Morris v. Centura Health. Colorado Court of Appeals. This case involved a test-case lawsuit brought by a doctor
who was fired for seeking to provide assisted suicide in contravention of her religious
hospital employer's commitment to abide by the Ethical and Religious Directives for
Catholic Healthcare Services. The doctor seeks to force Catholic healthcare entities
to allow their doctors to participate in assisted suicide/euthanasia. Our brief, filed on behalf of the Little Sisters of the Poor and the Catholic Benefits Association,
argued that the First Amendment doctrine of church autonomy would not allow Colorado
to force Catholic healthcare providers to participate in assisted suicide in defiance
of Church teaching. This brief was filed in May 2022. The Court of Appeals later denied
relief to Centura.
Foothill Church v. Bonta. Eastern District of California federal district court. This was a challenge by several
Protestant churches to a California state abortion mandate that applies to employers.
The churches have a religious objection to providing abortion within their employee
healthcare plans. Our amicus brief, filed on behalf of the California Catholic Conference
(which consists of the Catholic bishops of California) argued that California's abortion
mandate cannot be reconciled with either the Supreme Court's 2021 decision in Fulton
v. City of Philadelphia or the church autonomy doctrine. The brief was filed in April 2022. Although the district court had originally ruled against
the churches, in August 2022 it reversed course based on the Fulton case, and in February
2023 it issued a permanent injunction against California’s abortion mandate.

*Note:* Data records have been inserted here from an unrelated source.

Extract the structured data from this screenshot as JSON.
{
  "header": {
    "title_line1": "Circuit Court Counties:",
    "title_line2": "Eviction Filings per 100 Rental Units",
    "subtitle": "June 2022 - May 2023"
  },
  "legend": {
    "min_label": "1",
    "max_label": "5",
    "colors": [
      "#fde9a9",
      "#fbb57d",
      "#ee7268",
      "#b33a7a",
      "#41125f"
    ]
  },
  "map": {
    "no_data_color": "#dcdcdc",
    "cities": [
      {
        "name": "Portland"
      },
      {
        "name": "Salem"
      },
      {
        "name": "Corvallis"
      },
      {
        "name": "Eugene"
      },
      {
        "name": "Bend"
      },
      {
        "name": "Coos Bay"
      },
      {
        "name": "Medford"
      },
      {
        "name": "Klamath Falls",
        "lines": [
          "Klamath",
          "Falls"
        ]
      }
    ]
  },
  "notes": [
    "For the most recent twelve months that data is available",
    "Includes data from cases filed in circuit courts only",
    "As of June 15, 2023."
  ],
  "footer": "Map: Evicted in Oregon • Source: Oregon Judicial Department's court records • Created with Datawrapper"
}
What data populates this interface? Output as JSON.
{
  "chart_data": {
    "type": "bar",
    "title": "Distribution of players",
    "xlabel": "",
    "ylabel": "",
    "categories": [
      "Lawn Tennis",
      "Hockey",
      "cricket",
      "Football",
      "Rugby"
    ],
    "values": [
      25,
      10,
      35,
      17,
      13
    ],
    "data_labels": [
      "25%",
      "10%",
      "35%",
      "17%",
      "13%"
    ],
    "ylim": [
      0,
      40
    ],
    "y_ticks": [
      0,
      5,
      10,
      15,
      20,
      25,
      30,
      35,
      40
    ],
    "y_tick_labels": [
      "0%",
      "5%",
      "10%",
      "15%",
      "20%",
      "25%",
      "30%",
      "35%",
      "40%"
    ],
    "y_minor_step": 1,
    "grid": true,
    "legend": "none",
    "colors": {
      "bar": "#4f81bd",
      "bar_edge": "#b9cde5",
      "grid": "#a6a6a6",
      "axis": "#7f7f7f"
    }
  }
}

Kennedy v. Bremerton School District. United States Supreme Court. This case concerned a public high school football coach
in Washington State who was fired because he prayed on the 50-yard line after games
concluded. Our brief, filed on behalf of the American Legion, argued that the history and traditions of
the First Amendment mean that while truly coercive prayer practices (e.g. pray-to-play)
would be impermissible, private prayer is firmly within constitutional bounds, even
if undertaken in a public place and in a public way. The brief was filed in March
2022, and the Supreme Court decided the case in June 2022 in favor of Coach Kennedy.